Тут в публике все мне захлопали, як бы я был самый Щепкин
, а председатель велел публику выгонять, и меня вывели, и как я только всеред людей вышел, то со всех сторон услыхал обо мне очень разное: одни говорили: «Вот сей болван и подлец!» И в тот же день я стал вдруг на весь город известный, и даже когда пришел на конный базар, то уже и там меня знали и друг дружке сказывали: «Вот сей подлец», а другие в гостинице за столом меня поздравляли и желали за мое здоровье пить, и я так непристойно напился с неизвестными людьми, що бог знае в какое место попал и даже стал танцевать с дівчатами. А когда утром прокинулся, то думаю: «Господи! до чего я уронил свое звание, и як имею теперь отсюда выйти?» А в голове у меня, вообразите, ясно голос отвечает:
— Теперь уже порядок известный: спеши скорее с банщиками первый пар в бани опаривать; а потом беги к церкви, отстой и помолись за раннею, и потом, наконец, иди опять куда хочешь.
А меж тем те мои незнакомцы всё меня спрашивают: видал ли я сам когда-нибудь потрясователей?

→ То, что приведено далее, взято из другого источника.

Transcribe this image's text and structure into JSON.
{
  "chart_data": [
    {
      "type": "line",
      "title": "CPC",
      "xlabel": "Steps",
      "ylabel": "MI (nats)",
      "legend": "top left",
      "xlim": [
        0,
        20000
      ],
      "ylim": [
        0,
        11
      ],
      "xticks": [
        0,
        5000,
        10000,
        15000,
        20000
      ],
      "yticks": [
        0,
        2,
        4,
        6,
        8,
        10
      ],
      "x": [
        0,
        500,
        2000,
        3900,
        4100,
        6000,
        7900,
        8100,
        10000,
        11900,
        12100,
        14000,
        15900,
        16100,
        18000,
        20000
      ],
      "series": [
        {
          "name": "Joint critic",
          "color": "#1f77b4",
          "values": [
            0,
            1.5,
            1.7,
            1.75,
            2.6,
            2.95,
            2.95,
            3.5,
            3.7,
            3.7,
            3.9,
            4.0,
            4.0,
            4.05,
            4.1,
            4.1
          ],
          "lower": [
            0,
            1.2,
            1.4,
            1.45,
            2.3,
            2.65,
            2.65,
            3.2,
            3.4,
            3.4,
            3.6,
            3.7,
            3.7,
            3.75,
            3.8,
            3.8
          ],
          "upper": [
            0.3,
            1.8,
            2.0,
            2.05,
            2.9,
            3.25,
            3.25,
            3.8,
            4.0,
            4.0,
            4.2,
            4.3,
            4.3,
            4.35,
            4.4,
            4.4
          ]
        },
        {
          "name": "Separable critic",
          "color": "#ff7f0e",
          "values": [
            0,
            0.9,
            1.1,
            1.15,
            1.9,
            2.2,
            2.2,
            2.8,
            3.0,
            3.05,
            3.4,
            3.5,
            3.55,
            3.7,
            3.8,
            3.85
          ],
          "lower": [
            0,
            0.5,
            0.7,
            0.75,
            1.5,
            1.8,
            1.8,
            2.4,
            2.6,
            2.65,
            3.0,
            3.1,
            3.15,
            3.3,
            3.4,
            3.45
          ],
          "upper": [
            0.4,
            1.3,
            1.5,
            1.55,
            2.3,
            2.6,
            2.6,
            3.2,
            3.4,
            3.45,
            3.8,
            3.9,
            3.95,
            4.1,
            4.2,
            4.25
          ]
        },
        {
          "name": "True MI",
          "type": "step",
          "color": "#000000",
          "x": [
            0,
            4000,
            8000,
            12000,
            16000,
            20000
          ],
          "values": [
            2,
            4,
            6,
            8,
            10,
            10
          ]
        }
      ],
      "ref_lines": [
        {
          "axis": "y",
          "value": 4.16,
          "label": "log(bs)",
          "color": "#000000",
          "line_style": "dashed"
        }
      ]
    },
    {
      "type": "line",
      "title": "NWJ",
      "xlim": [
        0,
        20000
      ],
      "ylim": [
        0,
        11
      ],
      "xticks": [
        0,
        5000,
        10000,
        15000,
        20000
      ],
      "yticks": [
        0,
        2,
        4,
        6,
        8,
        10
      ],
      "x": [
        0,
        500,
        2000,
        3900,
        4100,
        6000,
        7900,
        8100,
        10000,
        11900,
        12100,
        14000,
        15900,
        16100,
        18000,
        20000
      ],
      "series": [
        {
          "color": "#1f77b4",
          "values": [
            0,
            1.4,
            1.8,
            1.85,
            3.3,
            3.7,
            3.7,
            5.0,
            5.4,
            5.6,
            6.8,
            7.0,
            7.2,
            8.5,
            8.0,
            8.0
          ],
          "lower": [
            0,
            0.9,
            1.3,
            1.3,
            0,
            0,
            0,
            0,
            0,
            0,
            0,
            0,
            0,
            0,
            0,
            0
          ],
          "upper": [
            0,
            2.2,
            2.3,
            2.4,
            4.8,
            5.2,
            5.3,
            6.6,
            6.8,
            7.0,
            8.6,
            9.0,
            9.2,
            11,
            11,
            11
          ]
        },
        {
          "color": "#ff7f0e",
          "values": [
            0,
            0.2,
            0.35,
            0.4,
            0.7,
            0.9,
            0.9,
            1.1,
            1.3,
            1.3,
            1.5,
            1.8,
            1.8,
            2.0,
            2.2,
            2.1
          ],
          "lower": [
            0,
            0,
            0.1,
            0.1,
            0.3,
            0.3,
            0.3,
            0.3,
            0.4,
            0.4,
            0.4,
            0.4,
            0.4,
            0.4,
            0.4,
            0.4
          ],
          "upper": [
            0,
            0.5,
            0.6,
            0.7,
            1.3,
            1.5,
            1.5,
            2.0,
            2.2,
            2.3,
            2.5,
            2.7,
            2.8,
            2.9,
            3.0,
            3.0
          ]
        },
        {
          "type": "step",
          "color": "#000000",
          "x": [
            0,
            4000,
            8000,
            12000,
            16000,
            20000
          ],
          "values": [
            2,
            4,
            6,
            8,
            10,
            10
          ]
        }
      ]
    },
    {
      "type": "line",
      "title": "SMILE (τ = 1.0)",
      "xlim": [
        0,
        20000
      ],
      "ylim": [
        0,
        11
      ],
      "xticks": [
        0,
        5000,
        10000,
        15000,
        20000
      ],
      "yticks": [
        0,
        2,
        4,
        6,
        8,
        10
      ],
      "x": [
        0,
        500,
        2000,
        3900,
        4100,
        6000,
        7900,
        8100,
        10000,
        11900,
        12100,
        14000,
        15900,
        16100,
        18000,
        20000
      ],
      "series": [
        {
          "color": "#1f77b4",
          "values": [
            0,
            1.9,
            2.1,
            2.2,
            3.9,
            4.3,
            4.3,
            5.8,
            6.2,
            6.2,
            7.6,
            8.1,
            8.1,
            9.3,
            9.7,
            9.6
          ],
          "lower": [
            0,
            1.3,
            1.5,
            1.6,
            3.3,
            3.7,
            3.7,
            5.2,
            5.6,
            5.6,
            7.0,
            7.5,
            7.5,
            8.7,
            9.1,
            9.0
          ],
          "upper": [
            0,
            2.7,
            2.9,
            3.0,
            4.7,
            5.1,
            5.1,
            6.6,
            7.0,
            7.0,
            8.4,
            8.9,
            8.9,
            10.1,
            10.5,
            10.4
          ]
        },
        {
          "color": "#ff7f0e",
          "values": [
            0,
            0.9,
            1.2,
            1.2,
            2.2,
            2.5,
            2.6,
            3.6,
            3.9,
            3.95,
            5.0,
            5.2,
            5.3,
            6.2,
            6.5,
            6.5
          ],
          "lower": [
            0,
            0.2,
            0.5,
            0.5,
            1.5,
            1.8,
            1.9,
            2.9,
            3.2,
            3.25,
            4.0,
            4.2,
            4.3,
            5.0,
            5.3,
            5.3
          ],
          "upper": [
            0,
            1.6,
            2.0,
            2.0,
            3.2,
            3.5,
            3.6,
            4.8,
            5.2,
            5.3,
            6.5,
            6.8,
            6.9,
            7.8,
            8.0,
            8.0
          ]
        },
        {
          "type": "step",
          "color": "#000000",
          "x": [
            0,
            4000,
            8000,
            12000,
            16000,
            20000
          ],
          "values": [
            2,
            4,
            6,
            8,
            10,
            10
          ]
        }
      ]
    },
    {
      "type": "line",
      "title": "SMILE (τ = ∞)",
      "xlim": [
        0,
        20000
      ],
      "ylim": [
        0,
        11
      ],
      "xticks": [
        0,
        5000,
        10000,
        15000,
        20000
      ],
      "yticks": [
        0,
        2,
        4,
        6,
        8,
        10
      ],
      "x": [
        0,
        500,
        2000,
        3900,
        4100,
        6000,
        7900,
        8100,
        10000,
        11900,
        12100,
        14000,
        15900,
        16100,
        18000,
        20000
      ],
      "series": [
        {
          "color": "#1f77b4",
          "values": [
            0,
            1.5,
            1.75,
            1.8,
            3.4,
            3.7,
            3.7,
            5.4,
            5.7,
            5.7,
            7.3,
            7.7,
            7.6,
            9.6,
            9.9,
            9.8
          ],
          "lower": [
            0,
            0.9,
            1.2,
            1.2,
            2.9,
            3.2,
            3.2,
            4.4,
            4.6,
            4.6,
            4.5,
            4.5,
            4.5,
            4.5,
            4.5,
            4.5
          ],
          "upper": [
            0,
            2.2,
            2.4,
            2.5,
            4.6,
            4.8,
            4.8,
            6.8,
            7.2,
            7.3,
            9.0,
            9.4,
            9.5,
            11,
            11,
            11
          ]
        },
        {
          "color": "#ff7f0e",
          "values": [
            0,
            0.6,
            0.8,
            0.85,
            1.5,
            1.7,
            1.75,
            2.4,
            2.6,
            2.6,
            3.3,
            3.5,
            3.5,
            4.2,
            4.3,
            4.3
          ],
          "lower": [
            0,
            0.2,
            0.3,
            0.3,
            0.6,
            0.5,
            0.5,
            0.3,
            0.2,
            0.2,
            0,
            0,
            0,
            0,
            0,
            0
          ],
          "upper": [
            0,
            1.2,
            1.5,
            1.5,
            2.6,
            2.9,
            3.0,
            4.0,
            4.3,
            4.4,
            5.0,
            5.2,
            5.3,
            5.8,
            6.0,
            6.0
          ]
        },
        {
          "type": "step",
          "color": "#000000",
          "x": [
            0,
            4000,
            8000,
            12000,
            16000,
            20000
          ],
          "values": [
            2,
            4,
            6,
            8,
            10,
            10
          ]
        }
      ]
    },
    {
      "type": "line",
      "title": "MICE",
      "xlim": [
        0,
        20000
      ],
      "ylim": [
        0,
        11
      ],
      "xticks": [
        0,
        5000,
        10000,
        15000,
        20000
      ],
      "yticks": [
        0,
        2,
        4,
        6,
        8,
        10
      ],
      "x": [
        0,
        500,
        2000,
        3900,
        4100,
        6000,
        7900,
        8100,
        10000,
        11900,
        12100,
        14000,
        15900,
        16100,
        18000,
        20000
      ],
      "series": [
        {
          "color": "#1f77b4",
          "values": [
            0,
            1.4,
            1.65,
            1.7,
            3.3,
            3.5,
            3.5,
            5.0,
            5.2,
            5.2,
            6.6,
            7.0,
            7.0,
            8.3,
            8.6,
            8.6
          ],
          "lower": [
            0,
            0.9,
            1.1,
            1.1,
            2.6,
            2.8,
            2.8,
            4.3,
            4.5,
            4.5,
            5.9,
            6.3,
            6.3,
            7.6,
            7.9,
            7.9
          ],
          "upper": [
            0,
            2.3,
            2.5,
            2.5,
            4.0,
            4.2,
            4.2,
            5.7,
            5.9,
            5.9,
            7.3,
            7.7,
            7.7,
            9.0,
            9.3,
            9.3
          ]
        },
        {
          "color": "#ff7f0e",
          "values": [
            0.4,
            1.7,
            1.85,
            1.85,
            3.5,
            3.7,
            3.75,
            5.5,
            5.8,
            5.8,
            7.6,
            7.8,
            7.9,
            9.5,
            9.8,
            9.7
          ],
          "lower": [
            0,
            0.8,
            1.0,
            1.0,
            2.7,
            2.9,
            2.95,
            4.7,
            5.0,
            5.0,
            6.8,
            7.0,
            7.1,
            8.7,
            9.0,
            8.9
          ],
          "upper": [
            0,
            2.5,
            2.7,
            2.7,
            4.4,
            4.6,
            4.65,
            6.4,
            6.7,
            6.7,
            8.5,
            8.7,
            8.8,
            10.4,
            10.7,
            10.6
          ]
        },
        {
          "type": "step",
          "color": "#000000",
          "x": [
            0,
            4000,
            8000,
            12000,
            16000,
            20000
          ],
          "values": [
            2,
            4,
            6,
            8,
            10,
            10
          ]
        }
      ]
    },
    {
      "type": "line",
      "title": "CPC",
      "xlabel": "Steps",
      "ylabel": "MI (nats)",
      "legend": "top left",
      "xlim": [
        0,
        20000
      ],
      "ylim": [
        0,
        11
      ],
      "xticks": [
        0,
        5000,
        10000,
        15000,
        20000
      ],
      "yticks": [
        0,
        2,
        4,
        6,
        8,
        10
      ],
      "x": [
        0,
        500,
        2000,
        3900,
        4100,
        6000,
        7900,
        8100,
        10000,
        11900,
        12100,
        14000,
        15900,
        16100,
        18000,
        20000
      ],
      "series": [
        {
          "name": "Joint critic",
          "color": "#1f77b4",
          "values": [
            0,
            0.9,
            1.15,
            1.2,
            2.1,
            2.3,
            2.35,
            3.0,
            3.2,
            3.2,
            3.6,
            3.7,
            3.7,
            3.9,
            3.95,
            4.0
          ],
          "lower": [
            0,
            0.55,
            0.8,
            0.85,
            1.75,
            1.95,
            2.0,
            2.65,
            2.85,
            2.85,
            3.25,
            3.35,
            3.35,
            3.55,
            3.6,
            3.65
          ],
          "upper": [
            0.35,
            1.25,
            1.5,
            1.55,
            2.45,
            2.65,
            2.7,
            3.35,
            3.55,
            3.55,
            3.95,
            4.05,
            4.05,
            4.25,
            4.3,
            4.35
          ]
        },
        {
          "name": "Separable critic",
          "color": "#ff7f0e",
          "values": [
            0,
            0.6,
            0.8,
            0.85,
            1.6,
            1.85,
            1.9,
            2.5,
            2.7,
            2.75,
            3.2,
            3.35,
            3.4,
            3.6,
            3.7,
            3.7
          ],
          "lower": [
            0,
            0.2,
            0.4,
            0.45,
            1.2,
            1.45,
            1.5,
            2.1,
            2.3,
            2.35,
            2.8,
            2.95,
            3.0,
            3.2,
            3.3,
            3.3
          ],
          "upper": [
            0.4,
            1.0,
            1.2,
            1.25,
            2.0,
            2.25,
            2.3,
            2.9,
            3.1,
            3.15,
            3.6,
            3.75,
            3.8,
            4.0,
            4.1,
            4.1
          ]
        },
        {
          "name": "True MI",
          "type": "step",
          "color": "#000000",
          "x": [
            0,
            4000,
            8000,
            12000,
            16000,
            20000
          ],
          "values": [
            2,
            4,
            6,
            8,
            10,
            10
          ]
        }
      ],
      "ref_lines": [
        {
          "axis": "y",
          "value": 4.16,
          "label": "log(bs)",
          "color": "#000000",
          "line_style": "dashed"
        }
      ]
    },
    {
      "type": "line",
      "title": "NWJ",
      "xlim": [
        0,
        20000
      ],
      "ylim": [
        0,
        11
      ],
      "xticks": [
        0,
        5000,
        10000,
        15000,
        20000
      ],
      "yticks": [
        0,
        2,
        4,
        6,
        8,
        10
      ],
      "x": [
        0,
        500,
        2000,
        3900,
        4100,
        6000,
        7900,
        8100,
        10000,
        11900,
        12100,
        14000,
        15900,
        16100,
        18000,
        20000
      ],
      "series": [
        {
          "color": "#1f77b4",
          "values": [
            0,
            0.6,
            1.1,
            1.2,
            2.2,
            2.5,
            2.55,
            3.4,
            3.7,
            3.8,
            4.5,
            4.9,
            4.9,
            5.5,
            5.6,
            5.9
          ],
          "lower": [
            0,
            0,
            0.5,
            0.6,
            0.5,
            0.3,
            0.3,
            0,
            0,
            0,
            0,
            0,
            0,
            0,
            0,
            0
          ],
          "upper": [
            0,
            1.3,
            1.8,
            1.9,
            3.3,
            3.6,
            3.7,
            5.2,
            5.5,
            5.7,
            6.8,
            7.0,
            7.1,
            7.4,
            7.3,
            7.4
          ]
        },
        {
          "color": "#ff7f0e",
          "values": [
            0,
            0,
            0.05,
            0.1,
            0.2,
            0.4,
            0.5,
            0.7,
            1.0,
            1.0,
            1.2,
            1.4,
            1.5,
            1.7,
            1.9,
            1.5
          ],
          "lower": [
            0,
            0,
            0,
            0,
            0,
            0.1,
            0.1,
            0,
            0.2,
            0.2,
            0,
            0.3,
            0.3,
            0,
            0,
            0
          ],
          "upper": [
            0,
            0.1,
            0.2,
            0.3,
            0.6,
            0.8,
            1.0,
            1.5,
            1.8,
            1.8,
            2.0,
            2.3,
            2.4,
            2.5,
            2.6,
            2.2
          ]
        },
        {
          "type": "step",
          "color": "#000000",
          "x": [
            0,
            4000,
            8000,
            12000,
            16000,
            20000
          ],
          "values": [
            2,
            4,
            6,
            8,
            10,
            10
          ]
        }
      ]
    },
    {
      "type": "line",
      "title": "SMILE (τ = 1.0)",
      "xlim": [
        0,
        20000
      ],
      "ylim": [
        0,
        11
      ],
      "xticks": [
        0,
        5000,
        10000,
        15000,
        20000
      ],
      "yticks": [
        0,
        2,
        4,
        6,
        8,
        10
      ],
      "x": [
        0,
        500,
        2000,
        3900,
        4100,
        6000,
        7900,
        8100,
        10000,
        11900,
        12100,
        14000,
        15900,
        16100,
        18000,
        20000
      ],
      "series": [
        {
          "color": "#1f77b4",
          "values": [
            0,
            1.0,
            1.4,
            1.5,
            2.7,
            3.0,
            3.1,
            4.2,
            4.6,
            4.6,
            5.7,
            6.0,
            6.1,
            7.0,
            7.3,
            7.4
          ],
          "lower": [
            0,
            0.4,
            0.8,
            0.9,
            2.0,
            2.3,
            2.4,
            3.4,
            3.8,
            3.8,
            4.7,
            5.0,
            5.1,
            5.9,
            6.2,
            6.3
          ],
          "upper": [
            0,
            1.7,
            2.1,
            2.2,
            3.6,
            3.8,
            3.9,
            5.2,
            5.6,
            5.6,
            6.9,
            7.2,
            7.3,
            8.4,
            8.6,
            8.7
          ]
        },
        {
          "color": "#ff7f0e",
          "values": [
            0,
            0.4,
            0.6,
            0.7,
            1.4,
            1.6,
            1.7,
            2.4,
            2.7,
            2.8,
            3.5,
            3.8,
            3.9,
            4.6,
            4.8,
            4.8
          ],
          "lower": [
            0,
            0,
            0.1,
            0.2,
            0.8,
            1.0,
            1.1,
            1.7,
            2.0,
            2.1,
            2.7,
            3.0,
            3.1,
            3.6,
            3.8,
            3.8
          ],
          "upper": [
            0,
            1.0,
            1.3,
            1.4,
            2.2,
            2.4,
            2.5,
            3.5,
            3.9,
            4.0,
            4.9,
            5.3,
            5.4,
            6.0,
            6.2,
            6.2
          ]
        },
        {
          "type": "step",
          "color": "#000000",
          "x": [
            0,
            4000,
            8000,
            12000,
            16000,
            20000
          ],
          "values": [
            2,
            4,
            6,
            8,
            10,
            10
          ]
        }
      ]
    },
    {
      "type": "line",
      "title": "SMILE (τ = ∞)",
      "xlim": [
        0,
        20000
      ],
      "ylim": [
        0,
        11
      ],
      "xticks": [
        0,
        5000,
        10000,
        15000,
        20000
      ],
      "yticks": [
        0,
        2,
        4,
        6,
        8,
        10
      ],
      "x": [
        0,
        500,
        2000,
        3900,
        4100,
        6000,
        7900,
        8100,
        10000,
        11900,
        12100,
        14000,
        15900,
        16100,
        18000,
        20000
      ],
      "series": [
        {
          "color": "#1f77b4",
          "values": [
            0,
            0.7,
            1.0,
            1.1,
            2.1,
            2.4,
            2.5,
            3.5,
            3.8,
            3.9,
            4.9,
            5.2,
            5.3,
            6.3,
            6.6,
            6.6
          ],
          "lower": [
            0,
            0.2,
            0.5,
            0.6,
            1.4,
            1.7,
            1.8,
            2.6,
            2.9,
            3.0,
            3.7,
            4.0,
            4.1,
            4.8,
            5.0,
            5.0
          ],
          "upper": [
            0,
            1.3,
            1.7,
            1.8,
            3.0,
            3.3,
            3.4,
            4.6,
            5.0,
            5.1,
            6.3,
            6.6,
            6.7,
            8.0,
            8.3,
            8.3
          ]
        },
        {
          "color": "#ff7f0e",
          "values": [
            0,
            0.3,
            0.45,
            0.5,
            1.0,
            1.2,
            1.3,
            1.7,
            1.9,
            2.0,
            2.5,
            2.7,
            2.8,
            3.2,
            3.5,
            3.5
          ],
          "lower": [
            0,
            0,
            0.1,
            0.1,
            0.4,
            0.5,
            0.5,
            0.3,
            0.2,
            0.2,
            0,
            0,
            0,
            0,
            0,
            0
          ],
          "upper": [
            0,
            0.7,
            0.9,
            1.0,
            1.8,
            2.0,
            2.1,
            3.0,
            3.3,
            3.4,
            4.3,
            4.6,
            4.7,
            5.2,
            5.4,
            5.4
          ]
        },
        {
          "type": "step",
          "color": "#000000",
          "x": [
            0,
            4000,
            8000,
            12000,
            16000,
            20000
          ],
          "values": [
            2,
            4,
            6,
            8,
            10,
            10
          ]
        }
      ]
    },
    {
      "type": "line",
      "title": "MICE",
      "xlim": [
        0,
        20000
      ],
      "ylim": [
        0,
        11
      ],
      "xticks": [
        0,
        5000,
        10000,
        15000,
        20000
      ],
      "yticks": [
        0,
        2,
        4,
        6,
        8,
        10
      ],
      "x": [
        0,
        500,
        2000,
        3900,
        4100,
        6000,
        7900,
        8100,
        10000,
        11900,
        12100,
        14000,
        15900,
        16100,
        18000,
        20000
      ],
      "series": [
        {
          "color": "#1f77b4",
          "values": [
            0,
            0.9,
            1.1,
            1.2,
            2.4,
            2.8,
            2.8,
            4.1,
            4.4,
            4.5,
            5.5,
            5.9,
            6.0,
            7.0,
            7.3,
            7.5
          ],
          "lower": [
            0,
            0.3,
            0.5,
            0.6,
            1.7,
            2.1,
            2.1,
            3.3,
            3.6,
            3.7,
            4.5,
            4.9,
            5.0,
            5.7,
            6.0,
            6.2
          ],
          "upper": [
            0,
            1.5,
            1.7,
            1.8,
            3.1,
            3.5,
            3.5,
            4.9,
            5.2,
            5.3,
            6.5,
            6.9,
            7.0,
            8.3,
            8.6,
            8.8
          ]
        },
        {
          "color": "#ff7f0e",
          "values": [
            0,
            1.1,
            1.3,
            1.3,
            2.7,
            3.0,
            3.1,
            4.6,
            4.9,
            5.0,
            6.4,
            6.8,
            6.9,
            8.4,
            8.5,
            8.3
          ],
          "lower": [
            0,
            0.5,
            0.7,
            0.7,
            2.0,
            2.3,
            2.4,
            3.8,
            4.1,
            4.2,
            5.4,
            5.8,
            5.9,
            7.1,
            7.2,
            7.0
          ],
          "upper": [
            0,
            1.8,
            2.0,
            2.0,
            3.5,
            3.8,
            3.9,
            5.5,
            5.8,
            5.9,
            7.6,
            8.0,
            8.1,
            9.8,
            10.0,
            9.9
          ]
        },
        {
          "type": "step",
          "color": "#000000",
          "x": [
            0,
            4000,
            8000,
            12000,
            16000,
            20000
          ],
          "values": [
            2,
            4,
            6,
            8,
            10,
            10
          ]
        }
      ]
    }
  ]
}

Я разъясняю, что настоящих потрясователей я еще не видал и раз даже ошибся на одной стрижке, но что я надеюсь оных открыть и словить, ибо приметы их знаю до совершенства.
А те еще меня вопрошают:
— А есть ли тім подходящим людям что-нибудь у вас в Перегудах делать?
А я отвечаю:
— Боже мой! Как же им не есть что у нас делать, когда у нас хотя люди, с одной стороны, и смирные, но с другой, знаете, и они тоже порою, знаете, о чем-то молчат. Вот! и задумаются, и молчат, и пойдут в лес, да и Зилизняка или Гонту кличат
— а инии и песню поют:
Колы-сь було на Вкраини
Добре було житы!
И дошли уже до такого сопротивления власти, что ни один человек не хочет ко мне как к должностному лицу в кучера идти.
— Может ли это быть?
— Уверяю вас!
— Отчего же это?
— Могу думать, что единственно оттого, что хотят лишить меня успеха в получении отличия за поимку потрясователя, но я, между прочим, с тем сюда и ехал, чтобы принести ответ суду, кстати нанять себе здесь же и кучера из неизвестных людей, да такого, у которого бы не было знакомых, и притом самого жесточайшего русского, из Резанской губернии, чтобы на тройке свистал и обожал бы все одно русское, а хохлам бы не давал ни в чем спуску.
Мне отвечают:
— Так и будет!
И тут уж я при сильном напряжении сил увидал, что это со мною разговаривает какой-то мой вчерашний угощатель, и он повел меня в баню, а потом послал на раннюю, «а как ты, — говорит, — домой придешь, у тебя уже и кучер будет… Да еще какой! Настоящий орловский Теренька. Многого не запросит, а уж дела наделает!»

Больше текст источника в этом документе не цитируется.